Now in the Jewish tradition, we don't like to have any discussion without some texts, so I want to bring in some texts before going on. First, an intriguing if slightly obscure bit of the Talmud. It focuses on an attempt by the rabbis to explain why God allowed the Romans to destroy the temple in Jerusalem. After all, as religious believers, they had to attribute that act, ultimately, to God. For the rabbis, it's really God who destroyed the temple and Jerusalem, and that means we Jews must have done something bad enough to deserve such a terrible punishment.
There are various explanations of what grievous sin merited the destruction of the Jewish holy city. One such explanation goes like this: Rav Yohanan said "Jerusalem was destroyed because they gave judgments there in accordance with the law of the Torah." To this, another voice in the Talmud responds, "Should they have judged, instead, by arbitrary tribunals?" What law should we expect Jews to use other than the law of the Torah? But the voice explaining Rav Yohanan's position goes on to say that he was condemning judgments that relied on the strict law of the Torah rather than going beyond the letter of the law. (B.T. Baba Mezia 30b). It is a sin, a grave sin, to stand on the letter of the law alone, and never go beyond it, to insist always on strict justice rather than encouraging people to renounce their strict rights, on occasion.
The 18th century commentator known as the Maharal remarked that in a community that works only by the letter of the law, only by strict justice, we may say there is no community at all. It's a natural consequence of such a wholly legalistic community that it will destroy itself. "Supra-legal conduct is the cement of human society," as Rav Aharon Lichtenstein has said. If you have a community where people have their rights, but only their rights, and people are concerned about their rights, but only about their rights, you don't have a community at all. You have, in fact, a very individualistic group of people who are concerned only about what's mine, what I deserve, etc.
Now there's a tidbit in Aristotle, to take a very different text, that sums up this point beautifully. In the beginning of Book 8 of his Nichomachean Ethics, he says:
Friendship seems to hold states together, and lawgivers to care
more for it than for justice. [W]hen [people] are friends they
have no need of justice, while when they are just they need
friendship as well[, and the truest form of justice is thought to
be a friendly quality.] (NE VIII.1, 1155a21-7):
We need friendship as much or more than justice, and where we have to choose between the two, we should choose friendship over justice.
Why? Well, first of all, for the reasons that Eboo brought up: that justice is controversial and that on many issues decent people can disagree very deeply about what is just. If they are ever to resolve these differences, they need to start by discussing them in a framework of friendship, of warmth and mutual respect. If one insists instead on settling what counts as justice first, the people who lose the argument over that will be angry and alienated, to the point where they are likely to refrain from joining the rest of the community in any enterprise, including that of enforcing justice. Without friendship, that is, the project of seeking justice itself will fail. Unless you can get people together talking in a friendly way, talking enough to get to know one another, to respect and understand each others' views, that they can get to issues of justice and try to persuade one another, you aren't going to bring about justice in any society.

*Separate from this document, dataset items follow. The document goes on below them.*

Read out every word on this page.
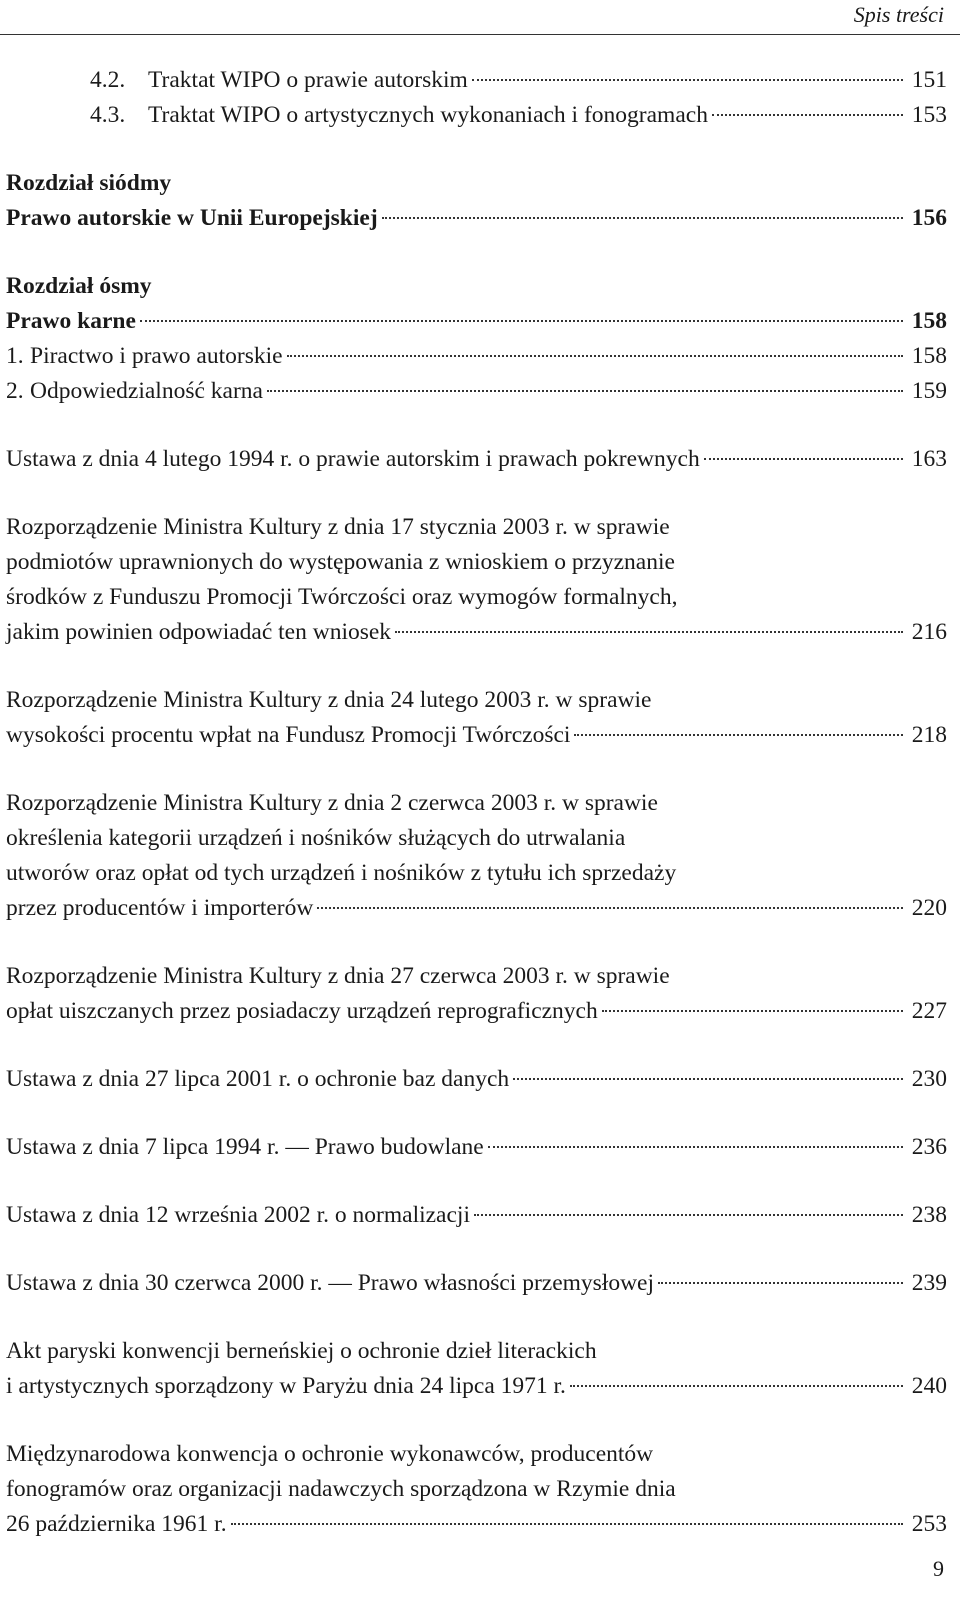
Spis treści
4.2. Traktat WIPO o prawie autorskim	151
4.3. Traktat WIPO o artystycznych wykonaniach i fonogramach	153
Rozdział siódmy
Prawo autorskie w Unii Europejskiej	156
Rozdział ósmy
Prawo karne	158
1. Piractwo i prawo autorskie	158
2. Odpowiedzialność karna	159
Ustawa z dnia 4 lutego 1994 r. o prawie autorskim i prawach pokrewnych	163
Rozporządzenie Ministra Kultury z dnia 17 stycznia 2003 r. w sprawie
podmiotów uprawnionych do występowania z wnioskiem o przyznanie
środków z Funduszu Promocji Twórczości oraz wymogów formalnych,
jakim powinien odpowiadać ten wniosek	216
Rozporządzenie Ministra Kultury z dnia 24 lutego 2003 r. w sprawie
wysokości procentu wpłat na Fundusz Promocji Twórczości	218
Rozporządzenie Ministra Kultury z dnia 2 czerwca 2003 r. w sprawie
określenia kategorii urządzeń i nośników służących do utrwalania
utworów oraz opłat od tych urządzeń i nośników z tytułu ich sprzedaży
przez producentów i importerów	220
Rozporządzenie Ministra Kultury z dnia 27 czerwca 2003 r. w sprawie
opłat uiszczanych przez posiadaczy urządzeń reprograficznych	227
Ustawa z dnia 27 lipca 2001 r. o ochronie baz danych	230
Ustawa z dnia 7 lipca 1994 r. — Prawo budowlane	236
Ustawa z dnia 12 września 2002 r. o normalizacji	238
Ustawa z dnia 30 czerwca 2000 r. — Prawo własności przemysłowej	239
Akt paryski konwencji berneńskiej o ochronie dzieł literackich
i artystycznych sporządzony w Paryżu dnia 24 lipca 1971 r.	240
Międzynarodowa konwencja o ochronie wykonawców, producentów
fonogramów oraz organizacji nadawczych sporządzona w Rzymie dnia
26 października 1961 r.	253
9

Here I have to say that it's my own doubts about what's right on many political issues that makes me reluctant myself to be a part of an interfaith community that would be mostly devoted to a particular side on many of these issues. Unless religious Jews, Muslims and Christians can get together and talk and know each other on another basis on other issues, not political issues, they are unlikely to be able to form any solid political bond.